Gensler’s maintained view that all cryptocurrencies except Bitcoin are securities continues to spark reactions.
Ripple General Counsel Stuart Alderoty has asserted that United States Securities and Exchange Commission Chair Gary Gensler should recuse himself from votes on enforcement actions declaring cryptocurrencies as securities.
It comes as Gensler, in a recent interview with New York Magazine, expressed that all cryptocurrency transactions aside from Bitcoin spot trading and the use of crypto to purchase actual goods fall under SEC’s purview.
“Everything other than bitcoin,” is a security Gensler reiterated. Unsurprisingly, his statements have attracted significant pushback from crypto lawyers.
Alderoty, in a tweet today, citing Antoniu v. SEC (8th Cir. 1989), asserted that the SEC chair must recuse himself from enforcement action votes regarding cryptocurrencies alleged to be securities as he has prejudged the outcome.
Crypto lawyer PSA: Chair Gensler has again proclaimed that every cryptocurrency, except BTC, is an unregistered security. He now must recuse himself from voting on any enforcement case that raises that issue since he has prejudged the outcome. Antoniu v. SEC (8th Cir. 1989)
— Stuart Alderoty (@s_alderoty) February 27, 2023
Characteristically, Attorney James K. Filan, a pro-XRP attorney who has closely followed the SEC case against Ripple, was on hand to provide a document summarizing the case details. In the cited case, the SEC had prevented the petitioner from gaining securities-related employment due to previous violations, instituting a litigated administrative proceeding to make this restriction permanent. Notably, while the process was pending, an SEC commissioner, in a speech, asserted that the limitation was permanent.

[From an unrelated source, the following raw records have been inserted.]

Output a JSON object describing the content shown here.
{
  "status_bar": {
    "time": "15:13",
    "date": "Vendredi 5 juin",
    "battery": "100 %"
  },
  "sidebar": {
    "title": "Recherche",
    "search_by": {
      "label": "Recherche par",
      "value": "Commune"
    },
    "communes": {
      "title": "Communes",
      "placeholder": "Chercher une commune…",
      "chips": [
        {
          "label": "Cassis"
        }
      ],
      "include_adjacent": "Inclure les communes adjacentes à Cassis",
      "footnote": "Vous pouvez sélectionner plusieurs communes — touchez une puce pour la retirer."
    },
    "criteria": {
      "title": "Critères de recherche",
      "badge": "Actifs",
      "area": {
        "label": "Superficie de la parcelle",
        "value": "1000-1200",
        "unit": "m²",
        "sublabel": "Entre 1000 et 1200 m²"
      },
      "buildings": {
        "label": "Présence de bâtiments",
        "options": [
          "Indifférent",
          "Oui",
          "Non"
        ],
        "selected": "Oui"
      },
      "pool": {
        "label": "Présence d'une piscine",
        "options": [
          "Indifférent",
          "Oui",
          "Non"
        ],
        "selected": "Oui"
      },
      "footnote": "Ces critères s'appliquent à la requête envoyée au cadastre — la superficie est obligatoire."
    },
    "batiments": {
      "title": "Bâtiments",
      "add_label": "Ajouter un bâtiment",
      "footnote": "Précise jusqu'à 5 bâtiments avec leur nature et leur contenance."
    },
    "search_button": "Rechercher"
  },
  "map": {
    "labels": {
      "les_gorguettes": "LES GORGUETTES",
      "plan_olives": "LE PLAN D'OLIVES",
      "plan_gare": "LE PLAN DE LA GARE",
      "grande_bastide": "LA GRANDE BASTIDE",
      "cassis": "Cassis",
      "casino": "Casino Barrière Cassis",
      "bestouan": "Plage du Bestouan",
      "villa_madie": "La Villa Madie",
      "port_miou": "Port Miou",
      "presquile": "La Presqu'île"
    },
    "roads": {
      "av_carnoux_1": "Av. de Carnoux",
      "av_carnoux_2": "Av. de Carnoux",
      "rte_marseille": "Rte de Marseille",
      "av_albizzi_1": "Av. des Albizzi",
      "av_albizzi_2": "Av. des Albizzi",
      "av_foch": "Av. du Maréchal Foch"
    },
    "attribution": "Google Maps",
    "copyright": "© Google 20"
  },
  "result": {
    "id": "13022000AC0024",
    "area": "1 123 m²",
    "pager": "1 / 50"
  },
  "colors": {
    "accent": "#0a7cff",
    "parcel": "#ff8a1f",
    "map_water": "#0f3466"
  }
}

The court ruled in favor of the petitioner, who argued that the involvement of this commissioner biased the case. Consequently, the court lifted the restriction and instructed the agency to review the evidence afresh without the participation of the biased commissioner. The court ruled on the idea that all trials should have “the appearance of complete fairness.”
Notably, Alderoty’s statements received support from Attorney John Deaton, who represents thousands of XRP holders as a friend of the court in the SEC case against Ripple. Deaton described the Ripple attorney’s take as a “Brilliant move,” adding that it was worth raising before the House Financial Services Committee.
Bill Morgan, another pro-XRP attorney, asserted that Alderoty was correct, adding that Gensler has continued to make these claims despite a lack of investigations on most cryptocurrencies.
So Gensler cannot be saying all cryptos except Bitcoin are securities based on legal advice /2 @MoonLamboio @JohnEDeaton1 @freddyriz @attorneyjeremy1
— bill morgan (@Belisarius2020) February 28, 2023
However, Marc Fagel, a Stanford lecturer, and former SEC regional director discounted these claims pointing out the difference between an administrative proceeding and voting on enforcement actions. According to Fagel, in a litigated administrative proceeding, which the SEC no longer brings, the SEC commissioners and Chair act as judges. However, when approving actions from the enforcement division, they leave the decision to the courts. Consequently, Fagel argues that the precedent does not apply.
/2 Commissioners opine on legal/policy matters all the time; they make public statements; they are political appointees with known biases. None of this prevents them from voting to authorize (or not) enforcement actions. It's only different in their limited role as judges in APs.
— Marc Fagel (@Marc_Fagel) February 28, 2023
Amid these contentions, the SEC continues to launch crypto enforcement actions asserting jurisdiction over the nascent market as Congress has failed to create a regulatory framework.